One of the Federal Railroad Administration’s (FRA’s) current areas of research within its rail integrity research program includes investigating the defect growth behavior of modern rail steels. The modern rail steel research is a collaboration among several organizations: Thornton-Tomasetti, Arcelor-Mittal, Lehigh University, Harvard University, and the Volpe National Transportation Systems Center (Volpe). A companion paper to this one will describe the results of recently-completed mechanical testing, fracture toughness testing, fatigue crack growth rate calculations, and residual stress field characterizations performed in Phase I of this research.

The behaviors measured in Phase I were examined under laboratory conditions. The effects of the service load environment, including thermal loads, track support conditions, wheel loading, internal defect position and geometry will also need to be investigated for their effects on defect growth. A candidate approach that can be used to investigate these effects is to employ the finite element (FE) method to simulate a variety of conditions. Several of the types of measurements made in Phase I, such as residual stress distribution, serve as inputs to an FE model. Additional inputs, such as the wheel load and support conditions on the rail would be defined based on typical values encountered in the railroad environment. Stress intensity factors can be calculated around each simulated crack front for a given combination of material inputs, load conditions, and defect geometry. These stress intensity factors can then be used to estimate the fatigue crack growth rate under the given conditions.

The modeling approach described above can result in a model that contains several complicated behaviors, including wheel-rail contact, discrete rail supports, and modeling techniques allowing the calculation of stress intensity factors. Further, several of these behaviors require specialized meshing techniques or analysis procedures. Thus, it is essential that the credibility of the model be established through a process of model validation.

This paper lays out a framework for examining individual modeling techniques employed in the model, using a “building block” approach.
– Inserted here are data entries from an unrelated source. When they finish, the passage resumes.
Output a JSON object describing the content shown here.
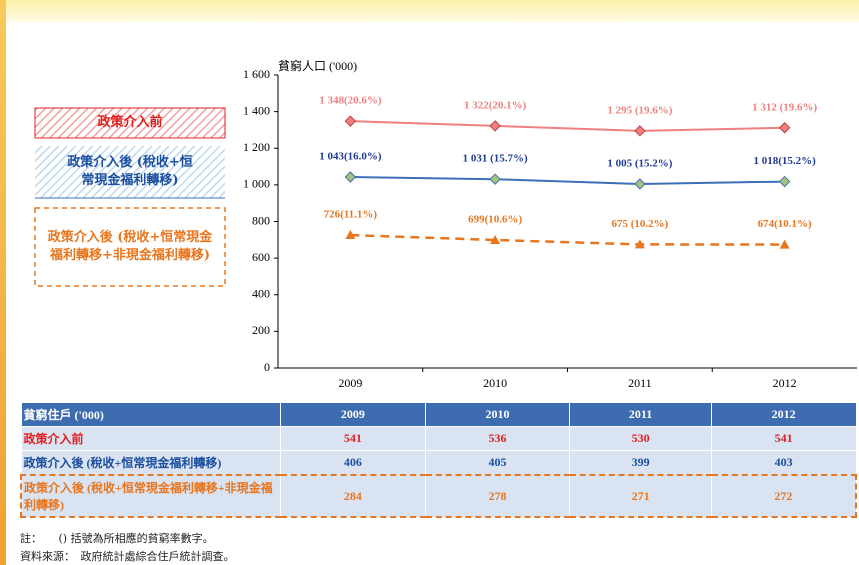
{
  "chart_data": {
    "type": "line",
    "y_label": "貧窮人口 ('000)",
    "categories": [
      "2009",
      "2010",
      "2011",
      "2012"
    ],
    "ylim": [
      0,
      1600
    ],
    "yticks": [
      0,
      200,
      400,
      600,
      800,
      {
        "value": 1000,
        "label": "1 000"
      },
      {
        "value": 1200,
        "label": "1 200"
      },
      {
        "value": 1400,
        "label": "1 400"
      },
      {
        "value": 1600,
        "label": "1 600"
      }
    ],
    "series": [
      {
        "name": "政策介入前",
        "color": "#f08080",
        "values": [
          1348,
          1322,
          1295,
          1312
        ],
        "value_labels": [
          "1 348(20.6%)",
          "1 322(20.1%)",
          "1 295 (19.6%)",
          "1 312 (19.6%)"
        ]
      },
      {
        "name": "政策介入後 (稅收+恒常現金福利轉移)",
        "color": "#3b6fb6",
        "values": [
          1043,
          1031,
          1005,
          1018
        ],
        "value_labels": [
          "1 043(16.0%)",
          "1 031 (15.7%)",
          "1 005 (15.2%)",
          "1 018(15.2%)"
        ]
      },
      {
        "name": "政策介入後 (稅收+恒常現金福利轉移+非現金福利轉移)",
        "color": "#e8761e",
        "values": [
          726,
          699,
          675,
          674
        ],
        "value_labels": [
          "726(11.1%)",
          "699(10.6%)",
          "675 (10.2%)",
          "674(10.1%)"
        ]
      }
    ]
  },
  "table": {
    "header": [
      "貧窮住戶 ('000)",
      "2009",
      "2010",
      "2011",
      "2012"
    ],
    "rows": [
      [
        "政策介入前",
        "541",
        "536",
        "530",
        "541"
      ],
      [
        "政策介入後 (稅收+恒常現金福利轉移)",
        "406",
        "405",
        "399",
        "403"
      ],
      [
        "政策介入後 (稅收+恒常現金福利轉移+非現金福利轉移)",
        "284",
        "278",
        "271",
        "272"
      ]
    ]
  },
  "notes": [
    "註：　　() 括號為所相應的貧窮率數字。",
    "資料來源：　政府統計處綜合住戶統計調查。"
  ]
}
Rather than trying to assess the entire model of a wheel on a discretely-supported rail containing an internal defect against a test measurement of the same conditions, the model is broken down into several key behaviors that must be verified. These distinct model behaviors, such as the method of discrete support, are then individually compared to known results to develop confidence in the simulation’s ability to produce physically-realistic results. In this way, confidence can be developed in the overall, complete model by developing confidence in several of the distinct modeling techniques that are employed in the overall model. The modeling techniques described in this paper include modeling the discretely-supported rail under a wheel load, modeling the internal defect as a crack, and using a submodeling technique to combine areas of coarse and fine mesh in a computationally-efficient manner.